Sosyal medyada paylaşılan bazı mesajlardan da farklı geciktirme yöntemleriyle aynı sonucun oluşturulduğunu gösteren örneklerin giderek arttığı gibi bir izlenim doğuyor.
Hattâ Yargıtay’ın onama veya onamama kararları bile, yine aynı yöntemlerle, ilgili kişilerin infaz süreleri tamamlandığı halde daha fazla içeride tutulmalarını netice veriyor.
Anlaşılan o ki, süreç başladıktan sonra her yerde aynı formatta yürüyen ve tutuklamaların “Deliller toplanamadı” gerekçesiyle defalarca uzatıldığı yargılamalarda verilen 6.3-7.5 yıllık “fiks” hapis cezaları da “kesmiyor.”

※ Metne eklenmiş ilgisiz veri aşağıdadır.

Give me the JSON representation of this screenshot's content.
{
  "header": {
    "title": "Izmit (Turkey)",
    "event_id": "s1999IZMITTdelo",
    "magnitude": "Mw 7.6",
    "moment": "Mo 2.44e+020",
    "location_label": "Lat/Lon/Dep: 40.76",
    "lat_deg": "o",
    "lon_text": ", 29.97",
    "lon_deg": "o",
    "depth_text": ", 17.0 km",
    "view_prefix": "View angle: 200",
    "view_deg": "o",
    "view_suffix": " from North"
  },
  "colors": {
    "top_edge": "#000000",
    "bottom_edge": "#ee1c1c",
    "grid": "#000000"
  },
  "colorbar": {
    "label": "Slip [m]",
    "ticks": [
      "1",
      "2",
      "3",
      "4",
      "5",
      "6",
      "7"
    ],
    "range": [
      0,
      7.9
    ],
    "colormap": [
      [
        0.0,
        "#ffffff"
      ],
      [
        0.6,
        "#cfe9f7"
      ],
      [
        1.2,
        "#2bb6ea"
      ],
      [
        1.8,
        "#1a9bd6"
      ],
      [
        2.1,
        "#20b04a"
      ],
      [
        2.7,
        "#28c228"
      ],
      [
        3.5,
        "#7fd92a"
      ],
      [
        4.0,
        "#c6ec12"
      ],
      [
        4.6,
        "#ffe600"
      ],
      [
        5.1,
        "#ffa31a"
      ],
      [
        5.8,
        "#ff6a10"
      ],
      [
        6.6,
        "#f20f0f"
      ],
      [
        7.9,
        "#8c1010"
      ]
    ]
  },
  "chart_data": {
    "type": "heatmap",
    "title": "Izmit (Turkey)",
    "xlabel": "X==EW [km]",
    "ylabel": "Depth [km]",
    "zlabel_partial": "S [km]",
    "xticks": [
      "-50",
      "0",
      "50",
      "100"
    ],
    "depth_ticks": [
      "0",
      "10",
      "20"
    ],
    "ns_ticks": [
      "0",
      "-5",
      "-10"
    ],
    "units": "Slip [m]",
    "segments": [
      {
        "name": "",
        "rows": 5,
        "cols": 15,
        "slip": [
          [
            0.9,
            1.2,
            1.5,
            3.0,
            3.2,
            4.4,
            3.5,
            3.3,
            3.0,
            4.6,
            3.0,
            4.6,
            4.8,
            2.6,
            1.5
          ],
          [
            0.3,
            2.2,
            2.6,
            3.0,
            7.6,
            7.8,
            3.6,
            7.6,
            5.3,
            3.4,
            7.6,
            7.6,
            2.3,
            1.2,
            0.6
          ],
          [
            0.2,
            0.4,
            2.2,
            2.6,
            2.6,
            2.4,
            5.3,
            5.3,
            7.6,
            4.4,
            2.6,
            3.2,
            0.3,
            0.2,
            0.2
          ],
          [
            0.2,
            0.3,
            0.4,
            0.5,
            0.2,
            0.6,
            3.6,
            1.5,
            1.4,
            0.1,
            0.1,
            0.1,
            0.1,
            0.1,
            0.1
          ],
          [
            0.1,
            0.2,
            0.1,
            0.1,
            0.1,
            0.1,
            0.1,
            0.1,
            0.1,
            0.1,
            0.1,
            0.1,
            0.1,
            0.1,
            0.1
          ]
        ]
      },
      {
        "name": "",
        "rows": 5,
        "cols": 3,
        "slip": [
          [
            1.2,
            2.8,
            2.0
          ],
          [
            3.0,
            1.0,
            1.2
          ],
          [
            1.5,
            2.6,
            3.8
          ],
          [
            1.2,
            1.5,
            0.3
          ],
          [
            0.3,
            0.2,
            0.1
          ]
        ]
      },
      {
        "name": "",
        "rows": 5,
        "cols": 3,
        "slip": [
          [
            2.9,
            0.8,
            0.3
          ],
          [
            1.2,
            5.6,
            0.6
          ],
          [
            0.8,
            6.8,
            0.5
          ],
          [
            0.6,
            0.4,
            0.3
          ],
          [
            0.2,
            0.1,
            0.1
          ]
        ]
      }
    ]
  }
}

Verilen 6.3’lük cezaların içeride geçen süresi tamamlanmış olmasına rağmen, yukarıdaki örnekte olduğu gibi hiçbir kanunla ve hukuk kriteriyle bağdaştırılamayacak inanılmaz bir keyfîliğe daha tevessül edilebiliyor.
Mahkemelerin verdiği cezaların süresi, birilerinin karar ve tasarrufuyla uzatılmak suretiyle, zaten şirazeden tümüyle çıkmış olan işleyişte yeni bir skandala daha imza atılıyor.
Ve her defasında “Bu kadarı da olmaz” dedirten hukuksuzluklar silsilesinde dibe vurmanın sonu olmadığını ve hukuktan uzaklaşmada “level üstüne level” atlandığını gösteren yeni yeni uygulamalara şahit olunuyor.
Umarız, bu keyfîlikler lokal seviyededir ve daha fazla uzatılmadan müdahale edilir ve infaz indirimi beklenirken tam tersine bindirim yapma garabeti daha fazla uzatılmaz.
Bir de AYM, AİHM ve BM İnsan Hakları Komitesi kararlarının göz göre göre uygulanmadığı örnekler var ki, işi bu noktaya kadar vardıranların neye dayanarak bunu yapabildiklerinin ayrıca üzerinde durulması gerekiyor.